J.R.R. Tolkien’s New Book ‘The Fall Of Gondolin’ Arrives This Summer

By Ben Pearson/April 10, 2018 12:00 pm EST

Entertainment Weekly reports that a new J.R.R. Tolkien book called The Fall of Gondolin will debut this summer, and, like all of the author’s posthumous works, the book will be edited by his son, Christopher Tolkien. Houghton Mifflin Harcourt is publishing the book, and their description of it is very basic: “The final work of J.R.R. Tolkien’s Middle-Earth fiction, completing Christopher Tolkien’s life-long achievement as the editor and curator of his father’s manuscripts.”

EW has a far more detailed breakdown. I say this with love, but prepare yourselves for an onslaught of nerd stuff:

I’ve never read The Silmarillion, so I admittedly have no clue what most of that means. (You can read more about it at this wiki if you’re so inclined.)

During the years that the dark lord Morgoth (Sauron’s predecessor and mentor) reigned supreme in Middle-Earth, his fellow godlike Valar refused to intervene against him on behalf of the peoples of Middle-Earth.
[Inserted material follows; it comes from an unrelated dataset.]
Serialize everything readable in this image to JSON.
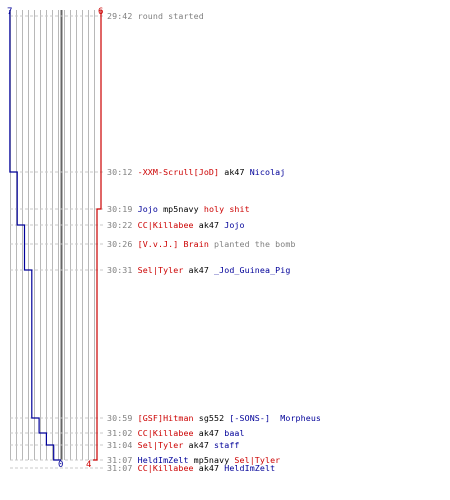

Only Ulmo, the Lord of Waters, worked in secret to help the Noldorin Elves. The Noldor stronghold is the beautiful city of Gondolin, built to be undiscoverable by Morgoth’s forces. Ulmo guides a man named Tuor (cousin of the doomed Turin Turambar) to Gondolin, where he grows into a great hero and marries Idril, daughter of Gondolin’s King Turgon. Soon, however, Morgoth finds Gondolin and his armies lay waste to the city in one of the most epic battle scenes Tolkien ever depicted (including, among other things, the noble Elf Glorfindel dying in battle against a Balrog). Tuor and Idril are among the few who escape, along with their with the child Eärendel. That half-Elf, half-human child will go on to have a great destiny.

But here’s a cool bit of info: the book will feature artwork from artist Alan Lee, a die-hard Tolkien fanatic who won an Oscar for his art direction on Peter Jackson’s Lord of the Rings movies.

Here’s where things get tricky. Christopher Tolkien (who’s 93 years old, by the way) famously despised Peter Jackson’s movie adaptations of his father’s work – not just The Hobbit films, but The Lord of the Rings trilogy, too. Last year, he released what was said to be his final book (Beren and Luthien) and resigned as the director of the Tolkien estate this past November, prompting us to wonder if more J.R.R. Tolkien adaptations might be on the way.

But if Christopher Tolkien edited and pieced together this book from the fragments of work his father left behind, whoever is now running the Tolkien estate may want to respect Christopher’s disdain for film and TV adaptations and make The Fall of Gondolin off limits to filmmakers and showrunners. If that’s the estate’s mentality, then don’t expect to see anything from The Silmarillion make it into the show, either. This is all totally fine with me – the world of Middle-earth is so expansive and full of potential that I’d prefer to see a storyteller come in and put their own stamp on things instead of adapting existing material.